Just as I reached my limit of tolerance, one by one the chickens began to disappear, feathers littering the yard. Eventually, we were down to three birds, all barred rocks. Then came the morning when Annie awoke me at 5:15 to the sounds of a chicken in distress. From our bedroom window, we saw a sleek red fox kill a hen at the edge of the compost pile. It trotted off across the yard, bird in mouth, over the stonewall, and disappeared into the awakening woods.

Not 30 seconds later I spotted another red fox, smaller and more yellowish than the first. It prowled down the driveway, flushed a chicken, and chased it across the lawn and under the pasture fence. The chicken moved, faster than I might have expected, and even flew a bit, but she was no match for the fox, which caught her as we watched from the window. Our two younger boys joined us just in time to see the end of the chase.
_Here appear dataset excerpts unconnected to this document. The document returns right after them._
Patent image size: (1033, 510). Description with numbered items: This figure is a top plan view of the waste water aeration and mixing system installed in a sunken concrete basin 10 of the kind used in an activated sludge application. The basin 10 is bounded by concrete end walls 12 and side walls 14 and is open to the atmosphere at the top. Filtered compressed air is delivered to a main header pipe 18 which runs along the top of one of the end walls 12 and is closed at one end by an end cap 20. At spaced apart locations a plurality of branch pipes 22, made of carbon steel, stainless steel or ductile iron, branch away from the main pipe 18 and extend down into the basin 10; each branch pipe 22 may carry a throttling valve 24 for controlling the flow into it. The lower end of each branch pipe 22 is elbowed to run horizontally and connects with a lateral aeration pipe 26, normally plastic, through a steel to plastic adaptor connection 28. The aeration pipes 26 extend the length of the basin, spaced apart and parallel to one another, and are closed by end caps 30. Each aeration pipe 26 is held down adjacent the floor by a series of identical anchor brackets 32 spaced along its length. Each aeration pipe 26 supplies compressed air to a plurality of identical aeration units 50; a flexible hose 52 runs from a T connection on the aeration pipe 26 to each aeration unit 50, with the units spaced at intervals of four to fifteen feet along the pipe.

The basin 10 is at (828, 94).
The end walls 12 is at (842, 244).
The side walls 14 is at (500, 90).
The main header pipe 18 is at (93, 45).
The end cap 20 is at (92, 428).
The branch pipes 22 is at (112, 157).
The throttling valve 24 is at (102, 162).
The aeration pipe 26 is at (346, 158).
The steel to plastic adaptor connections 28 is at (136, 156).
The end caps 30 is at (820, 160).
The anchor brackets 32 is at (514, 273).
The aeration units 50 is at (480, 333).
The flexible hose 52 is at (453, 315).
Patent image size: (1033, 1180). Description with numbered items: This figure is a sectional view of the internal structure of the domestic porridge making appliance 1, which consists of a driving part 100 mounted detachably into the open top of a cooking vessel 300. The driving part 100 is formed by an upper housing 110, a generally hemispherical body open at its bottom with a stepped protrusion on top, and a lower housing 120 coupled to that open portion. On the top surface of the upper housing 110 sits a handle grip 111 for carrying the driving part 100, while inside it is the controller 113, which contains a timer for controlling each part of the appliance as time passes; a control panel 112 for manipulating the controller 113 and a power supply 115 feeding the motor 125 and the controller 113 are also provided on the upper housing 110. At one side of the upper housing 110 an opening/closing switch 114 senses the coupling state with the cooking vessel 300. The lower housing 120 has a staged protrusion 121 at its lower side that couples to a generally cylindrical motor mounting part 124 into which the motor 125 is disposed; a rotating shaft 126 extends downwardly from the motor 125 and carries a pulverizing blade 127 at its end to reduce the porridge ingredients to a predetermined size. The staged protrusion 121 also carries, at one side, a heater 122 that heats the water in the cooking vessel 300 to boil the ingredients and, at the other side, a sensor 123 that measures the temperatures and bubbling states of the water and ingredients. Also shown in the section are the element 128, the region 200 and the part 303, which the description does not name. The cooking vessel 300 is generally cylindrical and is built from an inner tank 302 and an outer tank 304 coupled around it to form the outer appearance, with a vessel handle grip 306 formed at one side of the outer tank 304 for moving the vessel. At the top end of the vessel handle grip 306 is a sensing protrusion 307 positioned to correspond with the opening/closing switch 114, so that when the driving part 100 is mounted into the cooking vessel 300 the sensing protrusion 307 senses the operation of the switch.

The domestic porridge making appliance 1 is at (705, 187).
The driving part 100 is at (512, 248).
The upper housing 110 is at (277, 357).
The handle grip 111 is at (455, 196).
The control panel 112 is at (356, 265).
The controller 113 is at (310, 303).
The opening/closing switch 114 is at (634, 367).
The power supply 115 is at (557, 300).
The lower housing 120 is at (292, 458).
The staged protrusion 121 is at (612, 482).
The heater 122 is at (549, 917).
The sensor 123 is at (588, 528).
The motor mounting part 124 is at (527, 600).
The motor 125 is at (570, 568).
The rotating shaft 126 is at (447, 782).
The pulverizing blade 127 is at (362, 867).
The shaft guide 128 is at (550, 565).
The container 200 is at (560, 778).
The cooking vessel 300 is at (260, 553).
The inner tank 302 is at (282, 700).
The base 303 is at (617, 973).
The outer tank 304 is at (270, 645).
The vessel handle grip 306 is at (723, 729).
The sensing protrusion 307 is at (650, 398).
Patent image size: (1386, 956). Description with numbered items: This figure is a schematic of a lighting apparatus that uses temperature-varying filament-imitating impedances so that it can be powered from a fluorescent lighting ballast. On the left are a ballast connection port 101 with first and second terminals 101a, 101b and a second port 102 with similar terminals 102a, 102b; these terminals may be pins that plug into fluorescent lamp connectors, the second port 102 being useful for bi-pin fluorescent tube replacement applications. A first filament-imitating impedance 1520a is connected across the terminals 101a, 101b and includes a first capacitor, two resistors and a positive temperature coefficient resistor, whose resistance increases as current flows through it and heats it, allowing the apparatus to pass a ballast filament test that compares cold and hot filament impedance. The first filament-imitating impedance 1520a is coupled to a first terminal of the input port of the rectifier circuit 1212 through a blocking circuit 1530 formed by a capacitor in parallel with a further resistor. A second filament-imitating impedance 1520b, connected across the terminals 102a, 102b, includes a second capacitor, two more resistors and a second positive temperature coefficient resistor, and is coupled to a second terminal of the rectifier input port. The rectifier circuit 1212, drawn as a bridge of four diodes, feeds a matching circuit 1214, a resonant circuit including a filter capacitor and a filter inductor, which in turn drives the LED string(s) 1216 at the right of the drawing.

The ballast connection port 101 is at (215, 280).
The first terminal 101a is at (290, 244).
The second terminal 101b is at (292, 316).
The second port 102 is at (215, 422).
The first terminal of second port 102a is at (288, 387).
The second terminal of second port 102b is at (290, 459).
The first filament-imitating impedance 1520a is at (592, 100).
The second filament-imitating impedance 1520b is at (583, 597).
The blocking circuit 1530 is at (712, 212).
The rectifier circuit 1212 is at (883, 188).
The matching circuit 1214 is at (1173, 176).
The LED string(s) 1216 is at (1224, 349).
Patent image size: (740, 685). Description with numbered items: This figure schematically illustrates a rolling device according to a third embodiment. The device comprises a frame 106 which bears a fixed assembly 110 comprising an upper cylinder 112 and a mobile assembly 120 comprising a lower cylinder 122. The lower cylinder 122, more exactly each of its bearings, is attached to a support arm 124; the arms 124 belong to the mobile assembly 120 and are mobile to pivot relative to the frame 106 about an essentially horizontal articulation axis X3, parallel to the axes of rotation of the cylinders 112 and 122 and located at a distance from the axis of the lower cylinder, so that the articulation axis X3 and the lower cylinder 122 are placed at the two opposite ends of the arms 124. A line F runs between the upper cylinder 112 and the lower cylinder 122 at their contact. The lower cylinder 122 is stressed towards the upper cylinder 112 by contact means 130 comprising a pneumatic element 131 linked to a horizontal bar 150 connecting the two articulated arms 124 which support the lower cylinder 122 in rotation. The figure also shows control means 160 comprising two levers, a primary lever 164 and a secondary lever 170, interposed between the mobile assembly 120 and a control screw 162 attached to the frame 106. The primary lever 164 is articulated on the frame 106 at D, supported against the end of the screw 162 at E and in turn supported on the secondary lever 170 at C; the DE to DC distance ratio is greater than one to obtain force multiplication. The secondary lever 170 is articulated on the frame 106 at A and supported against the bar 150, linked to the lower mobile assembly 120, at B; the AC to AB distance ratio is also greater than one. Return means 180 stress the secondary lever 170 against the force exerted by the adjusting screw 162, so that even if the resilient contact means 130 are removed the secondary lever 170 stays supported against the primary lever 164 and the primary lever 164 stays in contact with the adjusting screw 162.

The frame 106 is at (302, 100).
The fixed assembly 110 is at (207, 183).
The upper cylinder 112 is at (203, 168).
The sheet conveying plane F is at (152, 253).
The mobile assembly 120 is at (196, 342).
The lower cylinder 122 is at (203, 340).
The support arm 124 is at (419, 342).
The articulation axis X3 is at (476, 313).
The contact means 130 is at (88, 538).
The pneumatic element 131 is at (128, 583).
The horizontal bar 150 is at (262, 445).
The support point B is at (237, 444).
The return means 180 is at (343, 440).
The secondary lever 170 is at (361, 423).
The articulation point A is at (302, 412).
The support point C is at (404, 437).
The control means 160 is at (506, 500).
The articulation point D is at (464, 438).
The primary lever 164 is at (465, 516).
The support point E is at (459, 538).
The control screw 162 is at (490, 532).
We have one hen left now. She’s still allowed to roam, but she roosts on a shelf in the garage, and the German Shepard spends the night outside on guard duty. I gave the hen a handful of cracked corn this morning. She gave me an egg.

This is Ted Levin from Coyote Hollow in Thetford Center.

Ted Levin is a writer and photographer specializing in natural history. He spoke from our studio in Norwich.